Our bad vacation photos are generally a learned phenomenon. Uncle Fred had a Polaroid and lined you all up in front of Mt. Rushmore, then backed off half a mile to take the picture. That’s the kind of vacation image that rots in a drawer for eternity. If you want to take dynamic pictures that accurately recall the sights, sounds, and flavors of your trip, just remember six basics of vacation photography.

1. Don’t buy the camera the day before you leave on the trip.

There’s no more surefire way to be disappointed in your trip pictures than to spend the entire time fighting your camera because you don’t know what it can do or how to change the settings. If you’re going to get a new camera for your trip, buy it a month ahead of time and practice, practice, practice.

2. Double your memory.

Always stock up on memory for your digital camera before heading out on vacation. If you’re not filling up your memory cards, you’re not making the photographic “most” of what you’re seeing and doing. Better to take too many pictures than too few. After all, you can’t just pop back to Venice and re-stage that botched gondola shot.

3. Photograph things you wouldn’t normally photograph.

The great beauty of digital cameras is that those shots are free. Snap away. Have a beautiful dinner? Photograph your plate. Amused by the royal coat of arms on the toilet paper at the Tower of London? Photograph it. These are the kinds of images that make great additions on scrapbook pages because they add detail and flavor.

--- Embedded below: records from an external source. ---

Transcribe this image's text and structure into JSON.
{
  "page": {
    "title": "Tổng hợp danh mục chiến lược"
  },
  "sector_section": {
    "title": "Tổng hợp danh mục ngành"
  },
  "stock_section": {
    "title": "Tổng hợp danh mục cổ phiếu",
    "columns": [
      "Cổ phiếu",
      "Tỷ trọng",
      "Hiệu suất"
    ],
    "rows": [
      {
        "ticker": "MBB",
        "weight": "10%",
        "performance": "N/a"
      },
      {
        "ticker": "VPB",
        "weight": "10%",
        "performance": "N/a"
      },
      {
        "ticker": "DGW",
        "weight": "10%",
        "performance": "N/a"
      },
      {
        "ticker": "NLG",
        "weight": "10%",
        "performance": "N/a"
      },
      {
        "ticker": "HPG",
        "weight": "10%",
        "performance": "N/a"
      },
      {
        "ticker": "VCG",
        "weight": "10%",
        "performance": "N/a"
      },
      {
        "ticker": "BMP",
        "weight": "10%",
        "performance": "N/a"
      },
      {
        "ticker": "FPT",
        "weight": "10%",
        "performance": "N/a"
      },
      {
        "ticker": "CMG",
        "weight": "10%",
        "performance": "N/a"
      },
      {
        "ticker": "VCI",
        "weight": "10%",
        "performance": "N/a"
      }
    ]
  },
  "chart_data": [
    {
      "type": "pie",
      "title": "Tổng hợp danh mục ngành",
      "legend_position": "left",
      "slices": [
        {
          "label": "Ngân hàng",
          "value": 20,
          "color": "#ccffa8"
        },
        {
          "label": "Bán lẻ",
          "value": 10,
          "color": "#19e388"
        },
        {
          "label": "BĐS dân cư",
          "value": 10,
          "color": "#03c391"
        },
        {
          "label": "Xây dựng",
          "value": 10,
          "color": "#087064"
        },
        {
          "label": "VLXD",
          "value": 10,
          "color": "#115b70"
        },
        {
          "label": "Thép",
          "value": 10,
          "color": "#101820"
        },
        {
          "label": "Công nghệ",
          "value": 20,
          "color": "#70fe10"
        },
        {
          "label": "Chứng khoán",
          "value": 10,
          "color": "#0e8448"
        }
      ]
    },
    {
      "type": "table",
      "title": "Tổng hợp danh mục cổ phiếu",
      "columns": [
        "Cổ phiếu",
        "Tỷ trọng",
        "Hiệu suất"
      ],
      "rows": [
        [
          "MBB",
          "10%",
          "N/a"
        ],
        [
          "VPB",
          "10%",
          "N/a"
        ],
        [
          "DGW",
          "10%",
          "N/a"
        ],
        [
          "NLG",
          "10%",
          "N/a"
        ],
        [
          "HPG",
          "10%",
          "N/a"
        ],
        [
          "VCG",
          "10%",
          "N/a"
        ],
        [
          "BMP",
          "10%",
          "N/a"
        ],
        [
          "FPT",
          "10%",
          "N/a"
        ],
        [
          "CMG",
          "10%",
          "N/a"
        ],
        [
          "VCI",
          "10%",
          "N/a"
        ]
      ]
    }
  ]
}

4. Resist the photographic stereotypes.

We all have drawers full of very tiny people standing in front of very large vacation “features.” You can’t see the people and the “feature” is boring. When you are photographing people, get up close. Take your husband standing beside the sign that says “Old Faithful,” then get one of the geyser erupting with crowds watching. Together the images tell the story much better than one, trite, staged shot.

5. Don’t center everything.

Good photographic composition revolves around the rule of thirds. For simplicity sake, just know that photos with the subject pushed to the left or right of center are more appealing to the eye. “But,” you protest, “my camera focuses in the center.” Focus on your subject by depressing the shutter half way. Hold it there and shift your field of view left or right. Your subject will still be in focus, but your composition will be greatly improved. (Remember, keep people looking into the frame, not out of the picture.)

6. Zoom in and take wide angle shots.

Essentially, vary your perspective. Take close up shots of interesting items like architectural details, but pull back and get beautiful wide angle shots of the Alps. In real life we don’t look at things from the same distance, at the same angle, with everything dead center. We shouldn’t take photographs that way either!

Finally, when you’re on vacation, your camera should be surgically attached to your hand. Have it with you at all times – preferably turned on and hard at work. When you’re home and want to show off your pictures, your friends will be pleasantly surprised to find out you haven’t taken the same old boring vacation shots, but instead have dynamic, interesting images to share and to discuss.